Of course, this is only a private decision that does not claim to be complete. For example, when using codecs other than G.711, it will be significantly more difficult to identify and unpack audio data. Other side effects will certainly appear. For these reasons, I do not publish the code with which the automation of input data processing was achieved.

These assumptions allowed us to easily separate the PCM data file obtained by dial-pin and containing several simultaneous conversations with different ch_id. Thanks to this, we managed to track down and identify the problematic DTMF, which was all the reason.

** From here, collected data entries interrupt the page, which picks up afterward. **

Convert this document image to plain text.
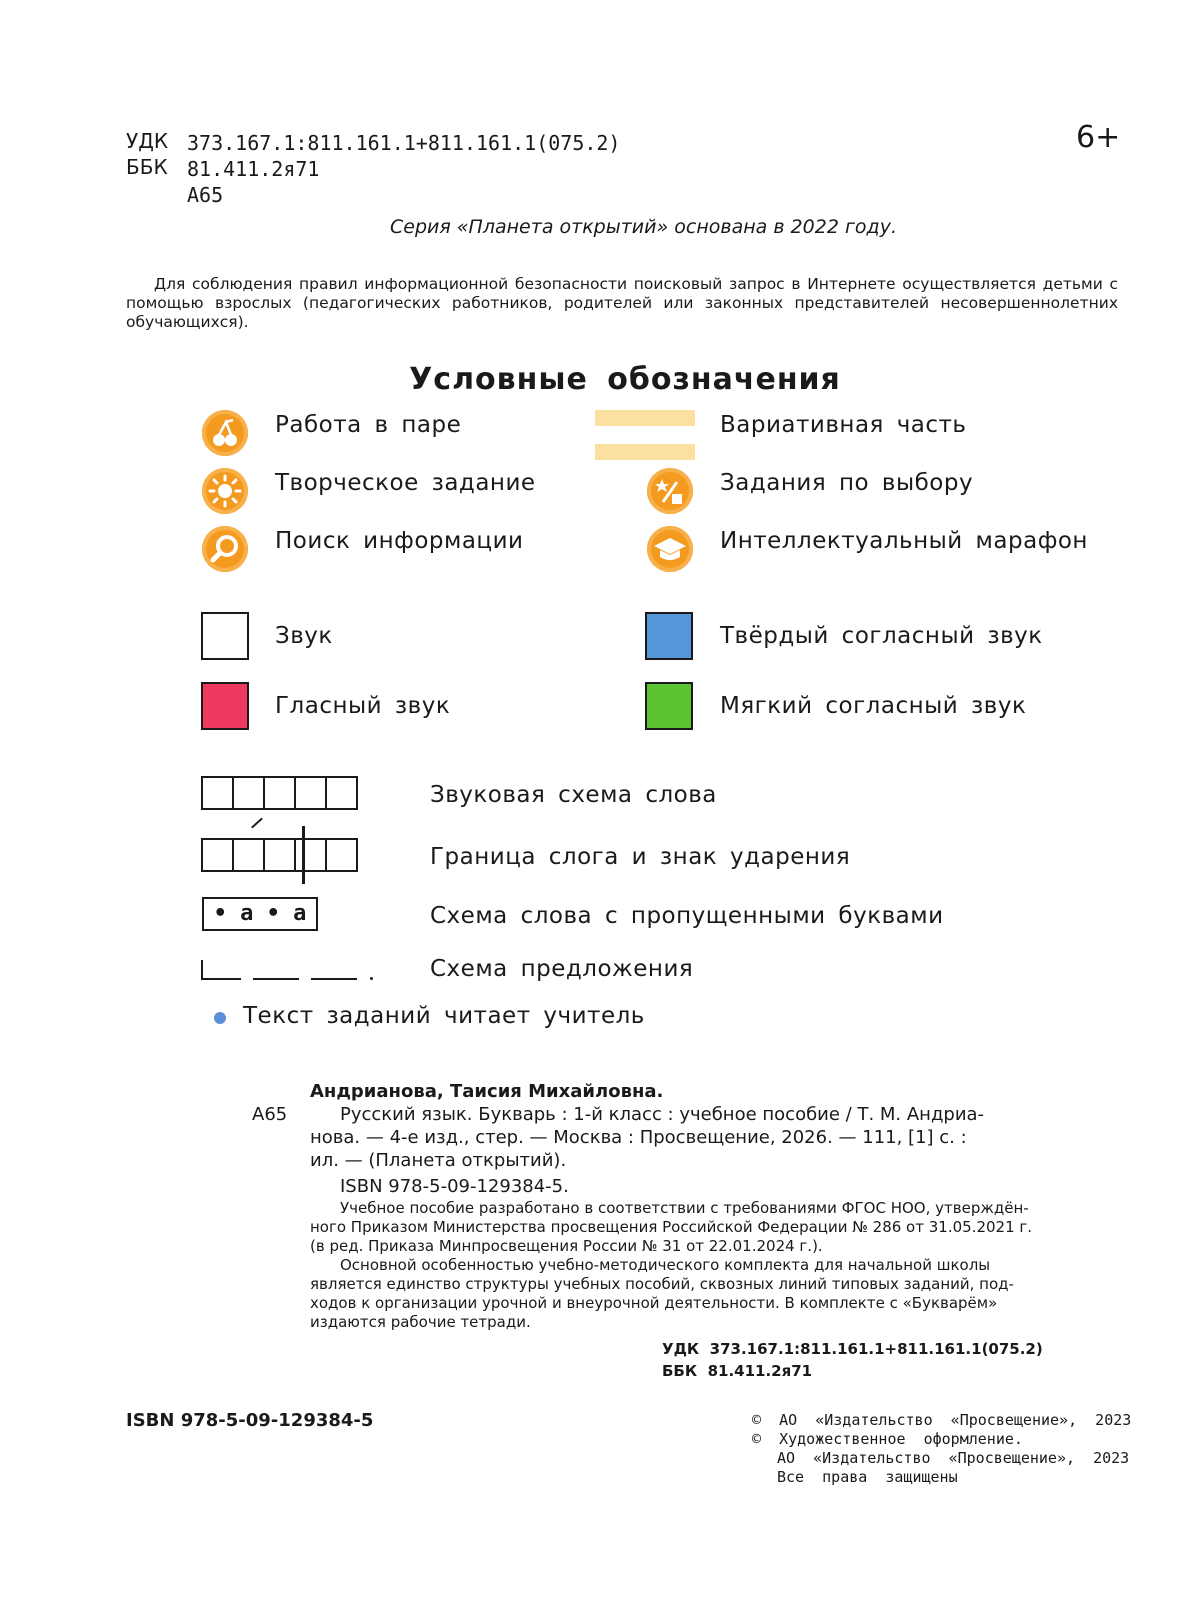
УДК 373.167.1:811.161.1+811.161.1(075.2)
ББК 81.411.2я71
А65
6+
Серия «Планета открытий» основана в 2022 году.
Для соблюдения правил информационной безопасности поисковый запрос в Интернете осуществляется детьми с помощью взрослых (педагогических работников, родителей или законных представителей несовершеннолетних обучающихся).
Условные обозначения
Работа в паре
Творческое задание
Поиск информации
Вариативная часть
Задания по выбору
Интеллектуальный марафон
Звук
Гласный звук
Твёрдый согласный звук
Мягкий согласный звук
Звуковая схема слова
Граница слога и знак ударения
• а • а	Схема слова с пропущенными буквами
Схема предложения
Текст заданий читает учитель
А65
Андрианова, Таисия Михайловна.
Русский язык. Букварь : 1-й класс : учебное пособие / Т. М. Андриа-
нова. — 4-е изд., стер. — Москва : Просвещение, 2026. — 111, [1] с. :
ил. — (Планета открытий).
ISBN 978-5-09-129384-5.
Учебное пособие разработано в соответствии с требованиями ФГОС НОО, утверждён-
ного Приказом Министерства просвещения Российской Федерации № 286 от 31.05.2021 г.
(в ред. Приказа Минпросвещения России № 31 от 22.01.2024 г.).
Основной особенностью учебно-методического комплекта для начальной школы
является единство структуры учебных пособий, сквозных линий типовых заданий, под-
ходов к организации урочной и внеурочной деятельности. В комплекте с «Букварём»
издаются рабочие тетради.
УДК  373.167.1:811.161.1+811.161.1(075.2)
ББК  81.411.2я71
ISBN 978-5-09-129384-5	©  АО  «Издательство  «Просвещение»,  2023
©  Художественное  оформление.
АО  «Издательство  «Просвещение»,  2023
Все  права  защищены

In addition, as it turned out, the Chinese GSM gateway was connected via SIP via the SIP. Subscribers of PBX heard tones only when calling through this gateway. It was possible to identify that the gateway, on which RFC2833 is enabled, transmits strange (it is not quite clear where they come from - whether they are generated by the gateway itself, or come from the operator’s network, but not from the remote subscriber) the packets that the router (on which in turn, RFC2833 is also included) it perceives as RTP NTE, after which it sends to the stream a full tone that PBX subscribers hear and for the detection of which all the manipulations that formed the basis of this material were done.

Since the gateway, due to its marginal cheapness, does not allow collecting debugging information and it was not possible to establish the degree of its fault, the gateway firmware was updated to the latest version just in case. It did not help, the signal continued to appear. Next, the gateway was switched to SIP INFO mode (on Cisco ISR routers, this mode is always enabled). No complaints yet.